Anche per questo è grave e storica la responsabilità che i decisori politici e accademici si stanno assumendo con il mettere a rischio non soltanto i diritti degli studenti -i quali continuano a pagare ben reali tasse di iscrizione in cambio di un insegnamento e di servizi da dieci mesi soltanto virtuali– ma subiscono anche conseguenze assai dannose per la loro salute fisica e mentale, come documentano, tra gli altri, sia un testo che abbiamo già pubblicato di D., studente dell’Università di Catania sia quello più recente di una studentessa dell’Università di Udine:

«Buongiorno, stamattina sono qui per ricordarvi che gli studenti universitari non rientrano in ateneo da 11 mesi. Noto che anche dopo le feste nessuno si è degnato di considerare la categoria degli studenti universitari, totalmente abbandonata dalle istituzioni e da un ministro che ormai latita da un pezzo. In questi 11 mesi abbiamo continuato a pagare le tasse nonostante i problemi economici che tante famiglie avranno avuto e non è stato trovato uno straccio di soluzione. Sono 11 mesi che ci stiamo spersonalizzando davanti a un computer, ci sono docenti che non sanno nemmeno che faccia abbiamo e noi non sappiamo che faccia abbiano i docenti. L’Università con la U maiuscola è un posto dove si coltivano menti e si scambiano idee, menti e idee che non possono essere coltivate e scambiate tramite un pc, tramite una didattica a distanza che funge solo da palliativo per una situazione di agonia. Un paese che non si interessa del futuro dei suoi giovani è un paese vecchio, che si lamenta però quando quei giovani se ne vanno via per venire valorizzati in altri paesi. Io ormai sono esausta, stanca di sentire ogni giorno le stesse parole e di non ricevere risposte. Risposte che il paese mi deve e ci deve perché siamo anche noi cittadini, gli studenti universitari non sono studenti di serie B, sono studenti che meriterebbero un encomio per come hanno vissuto e gestito questa situazione, lasciati fondamentalmente ad “autogestirsi”. Sono momenti di vita che non ci restituirà nessuno, e non me ne vogliano i genitori di figli piccoli, però la laurea non capita tutti i giorni, la gioia di uscire dall’università dopo aver passato un esame difficile che ci stava addosso come un macigno, il poter avere un confronto diretto con i docenti e non dover sgomitare “virtualmente” su una piattaforma per farci sentire, la stesura della tesi (che vi lascio solo immaginare cosa significhi non avere il relatore vicino), sono tutti momenti che a nessuno è venuto in mente di considerare, e di considerare quanto per noi sia doloroso andare avanti così. Sto iniziando il mio secondo semestre del secondo anno di magistrale e quindi sto concludendo il mio percorso universitario davanti a uno schermo e non lo auguro a nessuno.

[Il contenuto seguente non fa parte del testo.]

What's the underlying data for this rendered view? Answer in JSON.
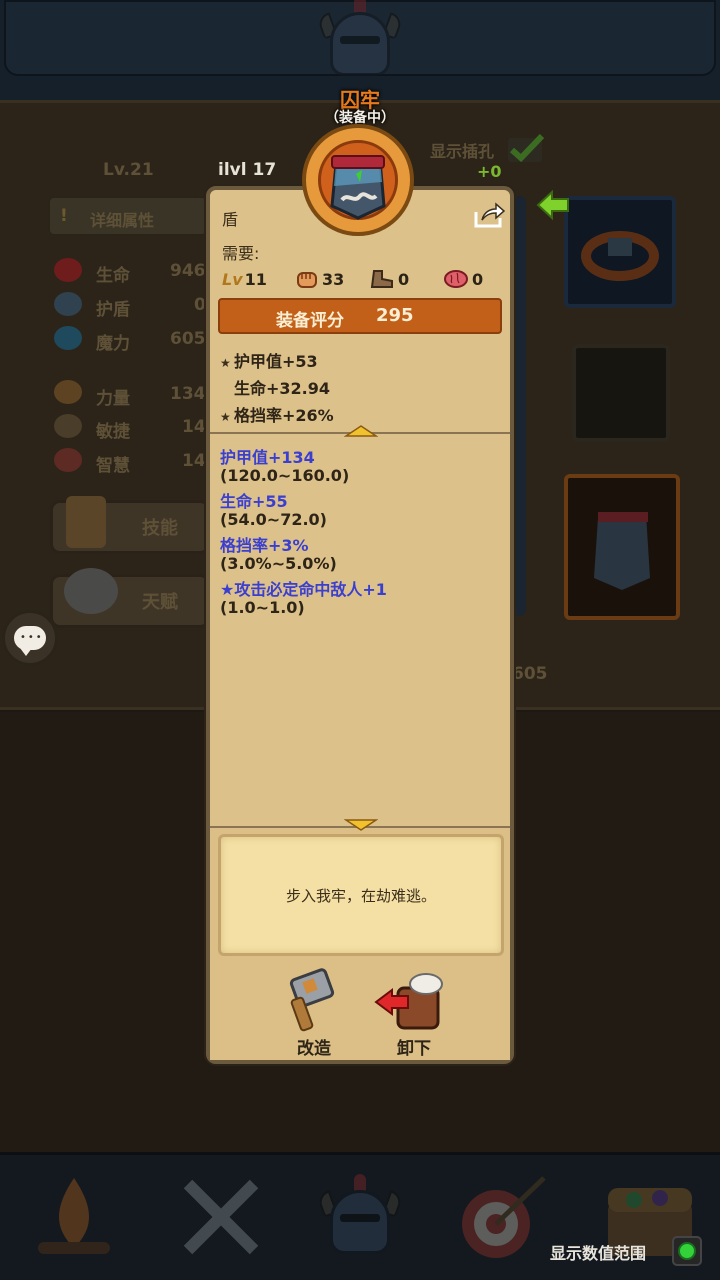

Rendo questo post pubblico se qualcuno volesse condividerlo (nel caso lo faceste ve ne sarei grata davvero). È uno sfogo diverso che affido ai social nella speranza che tanti si accorgano che anche noi esistiamo».
Fonte: pagina Facebook di Alessandra Peru (4.1.2021)

Mi sembra un testo davvero saggio e commovente, una testimonianza struggente, concreta e splendida da parte di una studentessa la quale ha compreso che cosa significhi essere parte della Communitas universitaria e di che cosa la stiano privando le irrazionali, contraddittorie, miopi scelte dei decisori politici e accademici, a partire da uno dei più discutibili, un soggetto politico e insieme accademico, il ministro dell’Università Gaetano Manfredi, che anche alla Federico II di Napoli, della quale è stato rettore, ricordano senza nostalgia.
Almeno Lucia Azzolina (laureata nel Dipartimento di Scienze Umanistiche di Catania) si è battuta, pur con scarsi risultati, per tenere aperte le scuole, mentre Manfredi è, come scrive la studentessa Peru, «un ministro che ormai latita da un pezzo».